Il Ministro della Cultura, Gennaro Sangiuliano, ha inviato una comunicazione al Ministro dell’Economia, Giancarlo Giorgetti, proponendo di tagliare risorse per un totale di 100 milioni di euro dal Fondo per lo sviluppo degli investimenti nel cinema e nell’audiovisivo. L’obiettivo sarebbe quello di reinvestire queste risorse in altri ambiti. Tuttavia, questa proposta ha sollevato preoccupazioni tra gli addetti ai lavori, soprattutto per quanto riguarda il “tax credit”, un sistema di incentivi fiscali che ha contribuito notevolmente allo sviluppo del settore cinematografico negli ultimi anni.

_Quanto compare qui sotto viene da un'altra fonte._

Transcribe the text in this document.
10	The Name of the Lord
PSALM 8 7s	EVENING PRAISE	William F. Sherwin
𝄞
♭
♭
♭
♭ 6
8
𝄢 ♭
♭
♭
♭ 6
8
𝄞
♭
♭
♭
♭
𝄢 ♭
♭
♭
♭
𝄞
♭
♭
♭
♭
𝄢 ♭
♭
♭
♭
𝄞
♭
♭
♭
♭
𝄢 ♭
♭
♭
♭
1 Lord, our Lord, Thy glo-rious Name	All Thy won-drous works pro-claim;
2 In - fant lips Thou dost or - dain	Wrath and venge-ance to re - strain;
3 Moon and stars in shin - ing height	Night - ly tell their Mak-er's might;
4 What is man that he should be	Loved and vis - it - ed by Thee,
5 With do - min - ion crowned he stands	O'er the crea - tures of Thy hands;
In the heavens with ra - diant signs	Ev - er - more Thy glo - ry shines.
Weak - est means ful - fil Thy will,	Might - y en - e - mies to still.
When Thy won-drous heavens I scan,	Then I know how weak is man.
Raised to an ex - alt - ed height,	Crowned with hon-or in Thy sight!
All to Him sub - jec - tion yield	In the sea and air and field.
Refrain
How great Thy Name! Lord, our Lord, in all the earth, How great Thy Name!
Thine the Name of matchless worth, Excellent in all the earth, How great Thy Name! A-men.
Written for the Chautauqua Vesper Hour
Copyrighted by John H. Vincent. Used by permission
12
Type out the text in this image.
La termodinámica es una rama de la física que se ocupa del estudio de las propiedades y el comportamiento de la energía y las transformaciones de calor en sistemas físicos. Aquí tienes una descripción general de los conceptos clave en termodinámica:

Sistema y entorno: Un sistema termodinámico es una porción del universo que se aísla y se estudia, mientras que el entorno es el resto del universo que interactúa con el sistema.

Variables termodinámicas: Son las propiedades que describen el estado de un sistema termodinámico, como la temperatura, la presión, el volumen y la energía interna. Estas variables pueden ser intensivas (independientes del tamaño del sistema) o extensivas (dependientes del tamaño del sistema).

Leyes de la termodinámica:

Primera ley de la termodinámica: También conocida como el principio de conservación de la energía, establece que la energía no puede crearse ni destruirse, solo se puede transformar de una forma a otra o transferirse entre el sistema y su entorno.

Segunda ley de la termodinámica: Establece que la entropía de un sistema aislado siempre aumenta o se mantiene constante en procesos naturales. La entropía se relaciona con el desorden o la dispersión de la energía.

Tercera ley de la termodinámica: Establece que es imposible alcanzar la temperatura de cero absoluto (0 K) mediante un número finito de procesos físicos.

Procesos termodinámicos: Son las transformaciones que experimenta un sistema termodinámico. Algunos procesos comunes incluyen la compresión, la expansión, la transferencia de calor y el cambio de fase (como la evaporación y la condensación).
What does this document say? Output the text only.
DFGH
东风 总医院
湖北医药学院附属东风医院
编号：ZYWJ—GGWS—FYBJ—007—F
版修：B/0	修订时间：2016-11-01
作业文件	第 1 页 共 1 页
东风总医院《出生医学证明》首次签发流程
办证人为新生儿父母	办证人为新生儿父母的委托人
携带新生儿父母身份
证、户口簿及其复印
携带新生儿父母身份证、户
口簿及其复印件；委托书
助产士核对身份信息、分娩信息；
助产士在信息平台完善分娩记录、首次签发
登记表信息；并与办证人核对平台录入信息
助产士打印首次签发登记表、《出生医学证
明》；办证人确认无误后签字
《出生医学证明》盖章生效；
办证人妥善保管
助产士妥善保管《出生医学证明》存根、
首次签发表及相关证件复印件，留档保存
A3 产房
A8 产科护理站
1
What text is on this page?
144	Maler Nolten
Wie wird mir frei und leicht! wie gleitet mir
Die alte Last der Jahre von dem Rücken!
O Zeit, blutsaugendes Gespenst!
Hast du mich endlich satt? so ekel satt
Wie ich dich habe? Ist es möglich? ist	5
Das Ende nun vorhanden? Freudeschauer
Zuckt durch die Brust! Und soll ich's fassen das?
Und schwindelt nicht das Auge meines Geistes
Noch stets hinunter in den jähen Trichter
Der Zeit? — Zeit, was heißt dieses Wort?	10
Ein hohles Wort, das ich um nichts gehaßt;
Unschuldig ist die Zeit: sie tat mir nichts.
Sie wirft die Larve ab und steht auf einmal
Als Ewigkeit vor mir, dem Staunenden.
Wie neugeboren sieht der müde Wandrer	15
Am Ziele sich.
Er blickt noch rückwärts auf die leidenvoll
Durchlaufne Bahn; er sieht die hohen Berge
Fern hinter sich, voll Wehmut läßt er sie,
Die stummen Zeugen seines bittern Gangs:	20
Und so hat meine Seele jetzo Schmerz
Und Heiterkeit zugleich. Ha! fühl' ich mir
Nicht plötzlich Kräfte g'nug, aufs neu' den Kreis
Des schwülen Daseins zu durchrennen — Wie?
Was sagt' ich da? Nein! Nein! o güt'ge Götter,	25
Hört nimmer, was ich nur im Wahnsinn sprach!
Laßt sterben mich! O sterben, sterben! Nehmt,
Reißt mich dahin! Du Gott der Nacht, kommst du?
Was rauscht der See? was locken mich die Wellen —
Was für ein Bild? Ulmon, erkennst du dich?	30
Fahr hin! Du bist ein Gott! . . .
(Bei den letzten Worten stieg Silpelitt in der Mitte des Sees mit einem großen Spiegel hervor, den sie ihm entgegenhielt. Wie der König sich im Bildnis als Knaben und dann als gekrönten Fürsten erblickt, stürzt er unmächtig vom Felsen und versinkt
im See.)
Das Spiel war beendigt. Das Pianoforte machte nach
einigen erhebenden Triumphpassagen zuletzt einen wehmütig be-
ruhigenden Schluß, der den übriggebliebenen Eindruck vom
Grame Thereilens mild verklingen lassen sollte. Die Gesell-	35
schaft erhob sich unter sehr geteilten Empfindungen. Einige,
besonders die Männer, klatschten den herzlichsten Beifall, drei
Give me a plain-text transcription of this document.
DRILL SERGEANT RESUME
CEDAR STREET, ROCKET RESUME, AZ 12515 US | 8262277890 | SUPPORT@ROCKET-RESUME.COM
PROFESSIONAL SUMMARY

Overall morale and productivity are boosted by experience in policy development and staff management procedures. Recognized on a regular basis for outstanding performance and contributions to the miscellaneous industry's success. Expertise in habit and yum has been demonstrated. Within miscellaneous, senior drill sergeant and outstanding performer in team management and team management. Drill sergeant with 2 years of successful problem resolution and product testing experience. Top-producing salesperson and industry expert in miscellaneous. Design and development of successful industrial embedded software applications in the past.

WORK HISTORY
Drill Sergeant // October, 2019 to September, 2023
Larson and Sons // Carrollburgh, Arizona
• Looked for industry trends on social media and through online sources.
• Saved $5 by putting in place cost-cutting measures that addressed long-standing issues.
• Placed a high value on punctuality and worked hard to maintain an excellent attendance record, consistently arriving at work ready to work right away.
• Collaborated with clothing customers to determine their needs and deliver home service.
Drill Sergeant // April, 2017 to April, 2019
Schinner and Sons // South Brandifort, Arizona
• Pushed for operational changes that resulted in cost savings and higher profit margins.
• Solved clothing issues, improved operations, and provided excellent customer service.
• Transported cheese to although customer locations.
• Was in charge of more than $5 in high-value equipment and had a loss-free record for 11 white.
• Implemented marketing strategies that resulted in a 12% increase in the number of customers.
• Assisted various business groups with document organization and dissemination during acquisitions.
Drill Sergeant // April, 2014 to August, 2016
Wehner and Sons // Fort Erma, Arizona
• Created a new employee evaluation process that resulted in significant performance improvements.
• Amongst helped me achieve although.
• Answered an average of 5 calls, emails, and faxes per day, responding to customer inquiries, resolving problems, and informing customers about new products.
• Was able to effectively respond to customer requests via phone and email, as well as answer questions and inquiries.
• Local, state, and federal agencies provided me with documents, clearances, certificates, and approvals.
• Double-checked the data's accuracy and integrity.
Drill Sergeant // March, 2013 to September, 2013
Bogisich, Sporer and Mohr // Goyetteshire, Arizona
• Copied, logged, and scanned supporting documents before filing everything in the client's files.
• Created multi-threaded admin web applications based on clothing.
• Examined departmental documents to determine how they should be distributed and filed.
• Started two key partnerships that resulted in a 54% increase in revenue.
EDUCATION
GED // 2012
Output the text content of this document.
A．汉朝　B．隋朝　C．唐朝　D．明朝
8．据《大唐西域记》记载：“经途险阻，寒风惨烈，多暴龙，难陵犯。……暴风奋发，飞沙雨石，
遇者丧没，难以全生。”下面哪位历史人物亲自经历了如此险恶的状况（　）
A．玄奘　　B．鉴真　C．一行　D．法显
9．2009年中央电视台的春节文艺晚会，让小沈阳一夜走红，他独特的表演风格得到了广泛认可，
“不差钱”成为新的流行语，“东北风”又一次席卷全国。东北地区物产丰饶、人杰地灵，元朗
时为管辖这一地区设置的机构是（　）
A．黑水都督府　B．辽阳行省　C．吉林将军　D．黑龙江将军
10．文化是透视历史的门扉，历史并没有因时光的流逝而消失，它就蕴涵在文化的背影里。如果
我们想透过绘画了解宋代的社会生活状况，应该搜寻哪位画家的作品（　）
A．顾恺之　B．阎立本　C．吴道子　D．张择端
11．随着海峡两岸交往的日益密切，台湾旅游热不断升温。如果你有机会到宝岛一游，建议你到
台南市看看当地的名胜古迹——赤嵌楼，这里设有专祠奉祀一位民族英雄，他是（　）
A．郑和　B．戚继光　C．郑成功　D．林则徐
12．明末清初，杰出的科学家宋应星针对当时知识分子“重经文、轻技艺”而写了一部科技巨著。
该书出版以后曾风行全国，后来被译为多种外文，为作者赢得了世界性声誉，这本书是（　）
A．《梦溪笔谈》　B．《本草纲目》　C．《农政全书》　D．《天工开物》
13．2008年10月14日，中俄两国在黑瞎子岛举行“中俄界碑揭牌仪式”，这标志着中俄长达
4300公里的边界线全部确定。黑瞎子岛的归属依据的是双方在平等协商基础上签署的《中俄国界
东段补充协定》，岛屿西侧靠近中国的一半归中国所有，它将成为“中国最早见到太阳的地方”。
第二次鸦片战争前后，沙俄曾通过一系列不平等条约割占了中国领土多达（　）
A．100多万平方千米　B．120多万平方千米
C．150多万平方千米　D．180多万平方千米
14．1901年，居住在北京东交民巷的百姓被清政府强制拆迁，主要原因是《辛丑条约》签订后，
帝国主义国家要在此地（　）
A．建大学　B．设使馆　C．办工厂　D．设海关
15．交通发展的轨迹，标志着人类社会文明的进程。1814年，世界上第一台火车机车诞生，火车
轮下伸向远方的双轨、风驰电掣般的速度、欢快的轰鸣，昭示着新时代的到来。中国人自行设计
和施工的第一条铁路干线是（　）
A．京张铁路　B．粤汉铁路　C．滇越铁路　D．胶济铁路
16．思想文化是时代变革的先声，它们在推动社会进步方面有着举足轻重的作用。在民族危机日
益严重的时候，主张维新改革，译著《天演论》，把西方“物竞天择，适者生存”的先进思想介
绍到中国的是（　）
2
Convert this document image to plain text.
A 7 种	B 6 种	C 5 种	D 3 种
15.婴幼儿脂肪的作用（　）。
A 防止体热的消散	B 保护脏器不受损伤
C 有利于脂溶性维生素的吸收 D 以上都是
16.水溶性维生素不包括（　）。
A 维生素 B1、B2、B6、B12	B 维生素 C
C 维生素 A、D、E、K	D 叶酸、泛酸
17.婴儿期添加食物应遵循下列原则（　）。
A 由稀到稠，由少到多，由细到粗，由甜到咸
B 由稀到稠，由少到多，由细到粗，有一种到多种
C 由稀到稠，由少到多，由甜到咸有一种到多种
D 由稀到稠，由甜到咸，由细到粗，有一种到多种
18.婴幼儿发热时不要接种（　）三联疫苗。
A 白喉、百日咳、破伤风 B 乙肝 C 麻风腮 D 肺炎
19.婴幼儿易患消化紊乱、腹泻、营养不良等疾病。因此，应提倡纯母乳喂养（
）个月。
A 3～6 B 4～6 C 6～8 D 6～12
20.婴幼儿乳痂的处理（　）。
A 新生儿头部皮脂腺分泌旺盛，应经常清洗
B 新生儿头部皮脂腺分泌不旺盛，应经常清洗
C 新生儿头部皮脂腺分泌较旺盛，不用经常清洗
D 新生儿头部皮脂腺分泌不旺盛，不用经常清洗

Le critiche di Paolo Sorrentino

Il regista Paolo Sorrentino ha espresso critiche nei confronti delle intenzioni del Ministro Sangiuliano. In un’intervista, Sorrentino ha dichiarato che il Ministro della Cultura non ha difeso il settore cinematografico come avrebbe dovuto, nonostante si definisca uomo di cultura. Sorrentino ha definito la proposta di tagli come qualcosa di sinistro e ha sottolineato che di solito è il Ministro dell’Economia a chiedere tagli di spesa, mentre in questo caso è il Ministro della Cultura a proporli per il suo stesso settore.

Le associazioni di categoria chiedono chiarimenti

Le principali associazioni di categoria, tra cui 00autori, Anac e Writers Guild Italia, hanno firmato un appello chiedendo al Ministro Sangiuliano di chiarire le sue intenzioni riguardo ai tagli al cinema e all’audiovisivo. Le associazioni hanno sottolineato l’importanza di questi settori non solo dal punto di vista culturale, ma anche per il ruolo strategico che svolgono nel proiettare l’immagine del paese a livello internazionale. Le associazioni sperano che il governo non metta in crisi un settore che sta finalmente riprendendo vitalità e chiedono un incontro urgente con il Ministro della Cultura per discutere di come migliorare e qualificare ulteriormente il sostegno pubblico alla creatività italiana.